One in five of us borrows to fund medical appointments, with many putting it all on credit or borrowing from family and friends, survey data from comparison site Finder shows.
On average, Australians borrow $1577 to meet their medical expenses, but 60 per cent of borrowers need less than $1000, suggesting some are borrowing serious figures.
Bessie Hassan, Money expert at Finder, told The New Daily that for some Aussies a line of credit was their only option for big expenses.
“The likelihood of having enough cash to cover the cost is slim for some people,” she said.
“As far as rainy day savings go, as a nation we’re not good at it.”
A big reason for this is the thin ice many Australians are skating on in daily life.
Past research from Ubank’s science of Spending and Saving Experiment found 35 per cent of Australians live payday to payday, and about one-quarter of Australians has less than $1000 in savings.
But Ms Hassan said there were serious problems with putting it all on credit, particularly for those that can’t make the payments.
“Credit card interest compounds over time, so if you were faced with another unexpected cost that you also put on credit, like urgent car repairs, this will add to your overall interest payable,” she said.
Australia’s total credit balance has now reached a record high of almost $145.55 billion as of June 2015.
This averages to a balance of $9048 for each of the 16.09 million credit cards currently in circulation.

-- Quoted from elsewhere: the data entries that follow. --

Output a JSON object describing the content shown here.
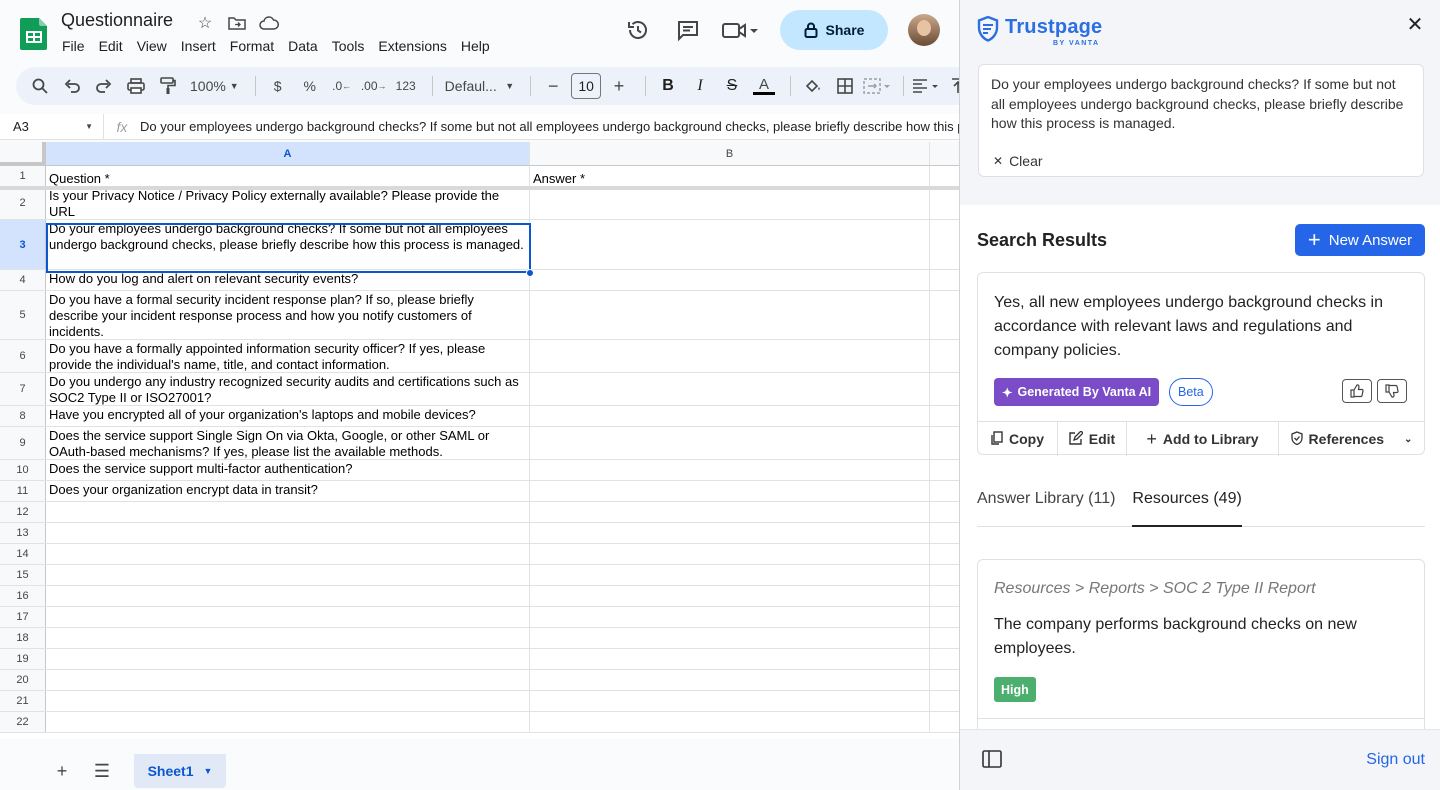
{
  "doc": {
    "title": "Questionnaire",
    "menu": [
      "File",
      "Edit",
      "View",
      "Insert",
      "Format",
      "Data",
      "Tools",
      "Extensions",
      "Help"
    ],
    "share_label": "Share"
  },
  "toolbar": {
    "zoom": "100%",
    "currency": "$",
    "percent": "%",
    "dec_decrease": ".0",
    "dec_increase": ".00",
    "number_format": "123",
    "font": "Defaul...",
    "font_size": "10",
    "bold": "B",
    "italic": "I",
    "strike": "S",
    "text_color": "A"
  },
  "formula_bar": {
    "name_box": "A3",
    "fx": "fx",
    "content": "Do your employees undergo background checks? If some but not all employees undergo background checks, please briefly describe how this process is managed."
  },
  "grid": {
    "columns": [
      "A",
      "B"
    ],
    "rows": [
      {
        "num": "1",
        "a": "Question *",
        "b": "Answer *"
      },
      {
        "num": "2",
        "a": "Is your Privacy Notice / Privacy Policy externally available? Please provide the URL",
        "b": ""
      },
      {
        "num": "3",
        "a": "Do your employees undergo background checks? If some but not all employees undergo background checks, please briefly describe how this process is managed.",
        "b": ""
      },
      {
        "num": "4",
        "a": "How do you log and alert on relevant security events?",
        "b": ""
      },
      {
        "num": "5",
        "a": "Do you have a formal security incident response plan? If so, please briefly describe your incident response process and how you notify customers of incidents.",
        "b": ""
      },
      {
        "num": "6",
        "a": "Do you have a formally appointed information security officer? If yes, please provide the individual's name, title, and contact information.",
        "b": ""
      },
      {
        "num": "7",
        "a": "Do you undergo any industry recognized security audits and certifications such as SOC2 Type II or ISO27001?",
        "b": ""
      },
      {
        "num": "8",
        "a": "Have you encrypted all of your organization's laptops and mobile devices?",
        "b": ""
      },
      {
        "num": "9",
        "a": "Does the service support Single Sign On via Okta, Google, or other SAML or OAuth-based mechanisms? If yes, please list the available methods.",
        "b": ""
      },
      {
        "num": "10",
        "a": "Does the service support multi-factor authentication?",
        "b": ""
      },
      {
        "num": "11",
        "a": "Does your organization encrypt data in transit?",
        "b": ""
      },
      {
        "num": "12",
        "a": "",
        "b": ""
      },
      {
        "num": "13",
        "a": "",
        "b": ""
      },
      {
        "num": "14",
        "a": "",
        "b": ""
      },
      {
        "num": "15",
        "a": "",
        "b": ""
      },
      {
        "num": "16",
        "a": "",
        "b": ""
      },
      {
        "num": "17",
        "a": "",
        "b": ""
      },
      {
        "num": "18",
        "a": "",
        "b": ""
      },
      {
        "num": "19",
        "a": "",
        "b": ""
      },
      {
        "num": "20",
        "a": "",
        "b": ""
      },
      {
        "num": "21",
        "a": "",
        "b": ""
      },
      {
        "num": "22",
        "a": "",
        "b": ""
      }
    ],
    "selected_cell": "A3"
  },
  "sheet_tabs": {
    "active": "Sheet1"
  },
  "panel": {
    "brand": "Trustpage",
    "brand_sub": "BY VANTA",
    "query": "Do your employees undergo background checks? If some but not all employees undergo background checks, please briefly describe how this process is managed.",
    "clear_label": "Clear",
    "search_results_title": "Search Results",
    "new_answer_label": "New Answer",
    "result": {
      "text": "Yes, all new employees undergo background checks in accordance with relevant laws and regulations and company policies.",
      "ai_badge": "Generated By Vanta AI",
      "beta_badge": "Beta",
      "actions": {
        "copy": "Copy",
        "edit": "Edit",
        "add_to_library": "Add to Library",
        "references": "References"
      }
    },
    "tabs": [
      {
        "label": "Answer Library (11)",
        "active": false
      },
      {
        "label": "Resources (49)",
        "active": true
      }
    ],
    "resource": {
      "path": "Resources > Reports > SOC 2 Type II Report",
      "text": "The company performs background checks on new employees.",
      "confidence": "High"
    },
    "sign_out_label": "Sign out"
  },
  "colors": {
    "sheets_green": "#0f9d58",
    "share_bg": "#c2e7ff",
    "selection_blue": "#0b57d0",
    "trustpage_blue": "#2566e8",
    "vanta_ai_purple": "#7b4cc7",
    "high_green": "#4caf6e"
  }
}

Professor Anthony Scott, head of the Health Economics Research Program at the Melbourne Institute, told The New Daily it was clear high healthcare costs were too much to bear for many Australians.
“It’s concerning because I think in a modern healthcare system this shouldn’t happen,” he said.
“It’s people’s choice to (borrow) but the issue is whether they can pay that off or if they’re getting deeper into debt.”
A 2018 review of Australians’ credit card use by ASIC found more than one in six consumers was struggling with credit card debt.
In June 2017, there were almost 550,000 people in arrears, 930,000 more with persistent debt and an additional 435,000 people repeatedly repaying small amounts.
All this accumulates through compound interest, something that could be all the worse for people putting it on credit cards, which typically carried significantly higher rates of interest than personal loans, Ms Hassan said.
“You do have options out there. There are things like personal loans, which have typically a lower interest rate around 12 per cent, whereas credit cards are 17 per cent on average,” she said.
However, financing options like Good Shepherd Microfinance also offer low interest and no interest loans for some borrowers.
The University of Melbourne’s Professor Scott said many put off treatment, particularly dental care, due to high costs.
“You might think – in other countries where doctors are paid differently, people might not have to travel abroad to get dental care,” he said.
“People can’t plan for medical emergencies and so when you can’t plan for something you like to insure against it, but the public and private health systems aren’t covering the high cost.”
Finder research found Australians were most likely to put off visits to the dentist, at one in four, but 6 per cent put off specialist appointments and 3 per cent surgery suggesting the issue runs deeper.
But Professor Scott says if doctors and dentists were more transparent about their fees, people might be able to avoid a post-appointment bill shock.
“Doctors should be providing upfront quotes – that’s some way that people can get transparency about the full cost to them,” he said.
“But when you’re a patient and you’re sick, the concept of choice and transparency goes out the window.”